Dalla ricerca è emerso ad esempio che l'82% degli studenti non è in grado di distinguere tra una vera notizia e un contenuto sponsorizzato, mentre il 40% ha legato automaticamente una foto di un cerbiatto con malformazioni a una notizia su Fukushima, anche se nell'immagine non c'era nessun accenno a dove fosse stata scattata.
Più di due terzi degli intervistati non ha trovato nessun motivo di dubitare di un post scritto da un dirigente bancario che affermava che i giovani hanno bisogno di piani finanziari, mentre solo un quarto del campione è stato in grado di distinguere il vero profilo Facebook di Fox News da uno fittizio.
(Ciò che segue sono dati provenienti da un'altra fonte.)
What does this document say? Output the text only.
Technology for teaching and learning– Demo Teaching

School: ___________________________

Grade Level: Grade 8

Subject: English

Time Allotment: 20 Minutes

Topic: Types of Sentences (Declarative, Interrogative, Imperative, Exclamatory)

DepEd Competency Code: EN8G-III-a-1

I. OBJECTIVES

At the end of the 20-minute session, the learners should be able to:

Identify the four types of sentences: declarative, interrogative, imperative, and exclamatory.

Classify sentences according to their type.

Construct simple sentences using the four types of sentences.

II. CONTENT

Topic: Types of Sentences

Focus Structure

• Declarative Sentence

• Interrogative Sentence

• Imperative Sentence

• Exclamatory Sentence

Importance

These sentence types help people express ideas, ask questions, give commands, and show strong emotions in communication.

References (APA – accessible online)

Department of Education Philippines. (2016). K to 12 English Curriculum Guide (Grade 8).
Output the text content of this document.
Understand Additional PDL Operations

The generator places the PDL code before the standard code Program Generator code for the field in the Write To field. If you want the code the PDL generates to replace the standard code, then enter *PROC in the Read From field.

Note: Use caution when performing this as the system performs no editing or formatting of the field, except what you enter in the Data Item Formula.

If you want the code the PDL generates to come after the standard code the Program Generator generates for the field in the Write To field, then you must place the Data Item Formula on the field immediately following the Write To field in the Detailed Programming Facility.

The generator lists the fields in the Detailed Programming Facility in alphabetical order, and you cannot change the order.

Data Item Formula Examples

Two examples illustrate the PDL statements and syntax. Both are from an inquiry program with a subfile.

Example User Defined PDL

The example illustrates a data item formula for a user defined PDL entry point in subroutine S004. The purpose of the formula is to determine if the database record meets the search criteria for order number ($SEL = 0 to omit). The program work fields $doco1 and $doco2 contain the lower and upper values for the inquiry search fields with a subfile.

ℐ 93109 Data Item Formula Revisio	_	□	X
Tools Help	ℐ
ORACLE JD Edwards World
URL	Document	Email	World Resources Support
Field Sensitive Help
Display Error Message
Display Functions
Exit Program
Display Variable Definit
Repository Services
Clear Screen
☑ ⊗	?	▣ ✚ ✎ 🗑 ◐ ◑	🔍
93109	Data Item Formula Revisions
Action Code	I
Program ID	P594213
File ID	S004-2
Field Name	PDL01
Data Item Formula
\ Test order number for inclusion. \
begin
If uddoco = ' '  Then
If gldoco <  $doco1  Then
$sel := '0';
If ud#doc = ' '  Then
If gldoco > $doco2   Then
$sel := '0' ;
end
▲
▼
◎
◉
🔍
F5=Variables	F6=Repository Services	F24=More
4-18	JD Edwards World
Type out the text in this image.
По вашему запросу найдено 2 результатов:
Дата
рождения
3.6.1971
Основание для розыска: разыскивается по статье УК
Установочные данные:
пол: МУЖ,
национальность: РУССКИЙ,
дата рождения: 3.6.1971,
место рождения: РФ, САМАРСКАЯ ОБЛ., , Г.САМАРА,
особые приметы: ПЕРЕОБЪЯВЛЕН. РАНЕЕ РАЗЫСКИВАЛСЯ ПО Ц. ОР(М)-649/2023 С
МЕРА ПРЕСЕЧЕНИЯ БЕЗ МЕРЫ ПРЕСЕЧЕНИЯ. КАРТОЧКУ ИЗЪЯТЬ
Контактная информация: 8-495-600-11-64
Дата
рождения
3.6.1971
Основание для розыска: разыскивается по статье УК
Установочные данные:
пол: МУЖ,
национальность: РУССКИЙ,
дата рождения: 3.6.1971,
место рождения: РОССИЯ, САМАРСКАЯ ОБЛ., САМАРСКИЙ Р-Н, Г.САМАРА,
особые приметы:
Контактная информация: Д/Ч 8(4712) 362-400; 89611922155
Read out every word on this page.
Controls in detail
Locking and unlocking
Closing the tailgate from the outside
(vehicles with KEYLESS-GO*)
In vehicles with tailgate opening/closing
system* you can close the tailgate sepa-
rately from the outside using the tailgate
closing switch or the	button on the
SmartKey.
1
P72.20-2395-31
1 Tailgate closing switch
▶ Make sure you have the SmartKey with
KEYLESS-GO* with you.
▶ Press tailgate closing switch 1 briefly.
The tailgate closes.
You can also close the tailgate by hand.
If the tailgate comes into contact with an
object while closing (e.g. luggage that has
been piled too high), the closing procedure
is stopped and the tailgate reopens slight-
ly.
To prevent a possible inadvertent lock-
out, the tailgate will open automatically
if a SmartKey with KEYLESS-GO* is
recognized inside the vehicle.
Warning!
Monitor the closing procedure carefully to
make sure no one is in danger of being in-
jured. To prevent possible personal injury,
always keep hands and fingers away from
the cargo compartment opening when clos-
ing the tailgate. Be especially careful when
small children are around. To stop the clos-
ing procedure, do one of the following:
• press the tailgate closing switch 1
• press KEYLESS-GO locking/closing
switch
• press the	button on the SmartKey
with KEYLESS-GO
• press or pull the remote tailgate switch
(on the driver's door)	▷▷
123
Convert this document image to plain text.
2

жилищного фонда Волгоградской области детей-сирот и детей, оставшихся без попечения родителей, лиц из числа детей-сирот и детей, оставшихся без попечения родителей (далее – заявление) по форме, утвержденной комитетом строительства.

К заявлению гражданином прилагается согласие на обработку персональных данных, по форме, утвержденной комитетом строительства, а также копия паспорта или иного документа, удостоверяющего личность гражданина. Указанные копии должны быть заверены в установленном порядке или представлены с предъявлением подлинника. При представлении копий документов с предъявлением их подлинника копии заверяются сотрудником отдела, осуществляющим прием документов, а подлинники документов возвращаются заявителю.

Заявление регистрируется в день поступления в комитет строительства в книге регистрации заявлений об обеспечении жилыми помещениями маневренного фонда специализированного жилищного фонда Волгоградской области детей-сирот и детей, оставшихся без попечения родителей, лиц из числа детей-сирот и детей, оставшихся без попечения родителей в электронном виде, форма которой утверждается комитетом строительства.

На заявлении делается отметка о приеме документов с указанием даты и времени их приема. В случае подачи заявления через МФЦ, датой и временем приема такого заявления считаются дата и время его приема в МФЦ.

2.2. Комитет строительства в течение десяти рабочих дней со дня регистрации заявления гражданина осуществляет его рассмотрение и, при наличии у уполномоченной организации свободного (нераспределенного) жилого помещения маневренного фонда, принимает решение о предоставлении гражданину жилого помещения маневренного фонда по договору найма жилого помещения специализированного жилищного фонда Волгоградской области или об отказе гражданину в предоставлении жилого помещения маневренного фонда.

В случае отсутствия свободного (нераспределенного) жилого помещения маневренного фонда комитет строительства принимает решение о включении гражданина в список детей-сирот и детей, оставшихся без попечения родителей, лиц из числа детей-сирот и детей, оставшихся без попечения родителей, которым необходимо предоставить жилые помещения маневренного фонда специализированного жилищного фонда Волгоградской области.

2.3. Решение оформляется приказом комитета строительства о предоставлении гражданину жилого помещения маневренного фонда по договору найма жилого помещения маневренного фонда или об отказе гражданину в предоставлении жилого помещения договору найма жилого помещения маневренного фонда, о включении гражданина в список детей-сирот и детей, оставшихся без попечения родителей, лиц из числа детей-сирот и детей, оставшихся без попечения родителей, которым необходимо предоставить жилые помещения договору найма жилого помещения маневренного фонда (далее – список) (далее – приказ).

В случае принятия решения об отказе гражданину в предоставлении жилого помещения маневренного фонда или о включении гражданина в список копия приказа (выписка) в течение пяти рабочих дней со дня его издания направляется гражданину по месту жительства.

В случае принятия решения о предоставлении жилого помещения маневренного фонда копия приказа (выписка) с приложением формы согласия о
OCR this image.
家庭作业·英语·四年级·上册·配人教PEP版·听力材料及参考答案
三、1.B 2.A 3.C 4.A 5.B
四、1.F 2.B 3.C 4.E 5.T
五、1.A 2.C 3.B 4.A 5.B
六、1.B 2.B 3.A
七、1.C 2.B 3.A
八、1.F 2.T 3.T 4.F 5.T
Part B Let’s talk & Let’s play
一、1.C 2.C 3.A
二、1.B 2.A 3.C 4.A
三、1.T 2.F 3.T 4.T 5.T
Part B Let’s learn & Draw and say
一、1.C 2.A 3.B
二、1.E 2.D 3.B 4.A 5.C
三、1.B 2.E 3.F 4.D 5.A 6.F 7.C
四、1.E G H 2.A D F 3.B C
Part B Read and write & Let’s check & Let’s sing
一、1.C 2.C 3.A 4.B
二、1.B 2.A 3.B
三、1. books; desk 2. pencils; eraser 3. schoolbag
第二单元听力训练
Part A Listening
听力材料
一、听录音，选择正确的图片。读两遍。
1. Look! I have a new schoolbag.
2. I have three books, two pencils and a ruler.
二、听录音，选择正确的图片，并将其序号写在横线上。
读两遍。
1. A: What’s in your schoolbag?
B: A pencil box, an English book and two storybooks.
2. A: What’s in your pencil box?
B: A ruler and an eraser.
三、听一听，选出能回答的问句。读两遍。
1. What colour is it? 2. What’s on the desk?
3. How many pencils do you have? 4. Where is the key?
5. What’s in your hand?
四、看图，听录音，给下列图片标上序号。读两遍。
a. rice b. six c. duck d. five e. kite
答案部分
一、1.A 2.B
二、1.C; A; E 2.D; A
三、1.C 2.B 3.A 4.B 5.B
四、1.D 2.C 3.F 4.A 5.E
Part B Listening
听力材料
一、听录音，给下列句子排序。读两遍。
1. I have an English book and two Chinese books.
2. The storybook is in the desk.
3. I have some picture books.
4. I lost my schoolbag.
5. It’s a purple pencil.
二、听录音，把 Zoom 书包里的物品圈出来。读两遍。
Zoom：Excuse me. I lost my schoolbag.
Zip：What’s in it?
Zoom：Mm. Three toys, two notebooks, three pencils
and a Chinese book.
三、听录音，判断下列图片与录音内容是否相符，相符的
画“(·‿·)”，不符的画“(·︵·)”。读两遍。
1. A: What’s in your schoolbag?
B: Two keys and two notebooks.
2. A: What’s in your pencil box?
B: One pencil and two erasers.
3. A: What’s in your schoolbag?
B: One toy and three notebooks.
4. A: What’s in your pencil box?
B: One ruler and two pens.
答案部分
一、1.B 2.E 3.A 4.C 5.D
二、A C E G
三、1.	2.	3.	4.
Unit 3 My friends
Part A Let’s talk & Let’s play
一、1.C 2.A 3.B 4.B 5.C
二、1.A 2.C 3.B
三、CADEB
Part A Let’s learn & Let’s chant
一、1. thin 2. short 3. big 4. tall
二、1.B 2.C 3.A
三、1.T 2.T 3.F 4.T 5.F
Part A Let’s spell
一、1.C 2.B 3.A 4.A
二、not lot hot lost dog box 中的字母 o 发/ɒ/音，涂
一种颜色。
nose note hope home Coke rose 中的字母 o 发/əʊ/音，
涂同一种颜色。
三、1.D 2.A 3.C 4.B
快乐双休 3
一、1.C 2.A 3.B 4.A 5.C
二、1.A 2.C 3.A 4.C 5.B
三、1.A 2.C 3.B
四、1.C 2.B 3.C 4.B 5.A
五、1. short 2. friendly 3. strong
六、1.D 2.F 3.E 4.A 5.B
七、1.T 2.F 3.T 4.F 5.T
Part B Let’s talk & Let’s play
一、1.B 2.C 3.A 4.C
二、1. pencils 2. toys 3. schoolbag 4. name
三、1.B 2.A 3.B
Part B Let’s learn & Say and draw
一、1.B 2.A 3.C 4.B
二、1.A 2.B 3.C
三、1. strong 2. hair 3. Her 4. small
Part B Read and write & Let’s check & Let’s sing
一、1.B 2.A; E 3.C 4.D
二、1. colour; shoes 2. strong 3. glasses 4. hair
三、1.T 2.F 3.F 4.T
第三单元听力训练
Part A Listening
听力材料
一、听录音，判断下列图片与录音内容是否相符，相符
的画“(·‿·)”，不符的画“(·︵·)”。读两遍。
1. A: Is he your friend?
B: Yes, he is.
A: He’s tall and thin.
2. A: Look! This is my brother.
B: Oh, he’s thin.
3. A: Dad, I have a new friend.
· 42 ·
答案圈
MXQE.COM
"Molte persone pensano che poiché i giovani sanno usare i social media sono egualmente bravi a giudicare quello che c'è scritto - afferma Wineburg - ma il nostro lavoro mostra che la realtà è opposta". Il dato, sorprendente e preoccupante, trova riscontro nella quotidianità di utilizzo dei social. E’ frequente, infatti, incappare in post e condivisioni di notizie diffuse dai siti di bufale alle quali schiere di utenti continuano ad abboccare sistematicamente senza alcuna capacità di fare una valutazione critica dei contenuti postati o di attivare quei meccanismi di verifica che permetterebbero di non passare per i polli di turno. Quando poi il fenomeno riguarda i nativi digitali - chissà quali percentuali avrebbe fatto emergere una ricerca effettuata sugli adulti - si comprende bene quanto il fenomeno sia diffuso, con numeri davvero imbarazzanti stando alla ricerca della prestigiosa Università californiana.